Members of the Murcielagos de Ocosingo cycling club also placed a roadside memorial at the 158-kilometer mark on the Ocosingo-San Cristobal de las Casas highway, where German national Holger Franz Hagenbusch and Polish citizen Krzysztof Chmielewski-Podróznik are believed to have fallen to their deaths last month.
The memorial — a white bicycle adorned with flowers — included a plaque with the names of the two men and their respective years of birth and death. A spokesperson for the group said that international cyclists will continue to be welcome in the region.

The cyclists charged that since a political conflict in the municipality of Oxchuc worsened at the end of 2015 there has been no police presence on federal highway 199, which connects the two cities.

Oxchuc is located between the two.

They also placed signs on trucks traveling on the road, urging motorists to respect cyclists.

Assistant state prosecutor Arturo Lievano Flores said last Thursday that there appeared to be no foul play in the death of Chmielewski-Podroznik.

The cause of death was head trauma and the Pole had a wound on the palm of his hand that suggested he had tried to break his fall, Lievano said.

He added that the German’s bike did not show any signs of a collision with another vehicle.

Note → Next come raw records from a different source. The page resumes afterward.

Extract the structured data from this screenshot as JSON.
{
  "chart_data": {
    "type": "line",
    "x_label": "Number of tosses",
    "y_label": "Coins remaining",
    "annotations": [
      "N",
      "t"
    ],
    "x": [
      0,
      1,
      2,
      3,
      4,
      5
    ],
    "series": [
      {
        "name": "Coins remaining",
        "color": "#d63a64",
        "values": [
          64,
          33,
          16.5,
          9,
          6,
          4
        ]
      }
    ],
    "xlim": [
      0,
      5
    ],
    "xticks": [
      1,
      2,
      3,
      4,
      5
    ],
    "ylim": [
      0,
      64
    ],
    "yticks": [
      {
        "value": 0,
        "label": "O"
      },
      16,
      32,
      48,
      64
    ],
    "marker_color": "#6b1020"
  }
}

Following the subsequent discovery of Hagenbusch’s body, Lievano explained that the road next to the ravine where the men’s bodies were found is very narrow and presents a very high risk to cyclists.

The line of investigation is that both cyclists lost control and fell into the ravine, he said.

That version of events has been accepted by some who have suggested that the cyclists were run off the road by a passing car or truck but others have charged that they were in fact victims of foul play.

The cycling advocacy group World Bike Forum issued a statement Saturday saying that there are serious doubts about whether the death of the two cyclists was an accident or an act of violence.

The World Bike Forum demands that the Mexican government make an official pronouncement to address this situation, the statement said.

At yesterday’s protest in the central square of San Cristobal de las Casas, cyclists also called for greater security on the highway and for authorities to clarify the facts in relation to the Europeans’ deaths.

Around 100 protesters also demanded justice for their deaths.

There are many inconsistencies in the prosecutor’s arguments about the case.

We believe that it wasn’t an accident but they were murdered, which is very serious and should be investigated better, one protester said.

The protesters also said that they would establish a Citizens’ Truth Commission for the protection of traveling cyclists in Chiapas.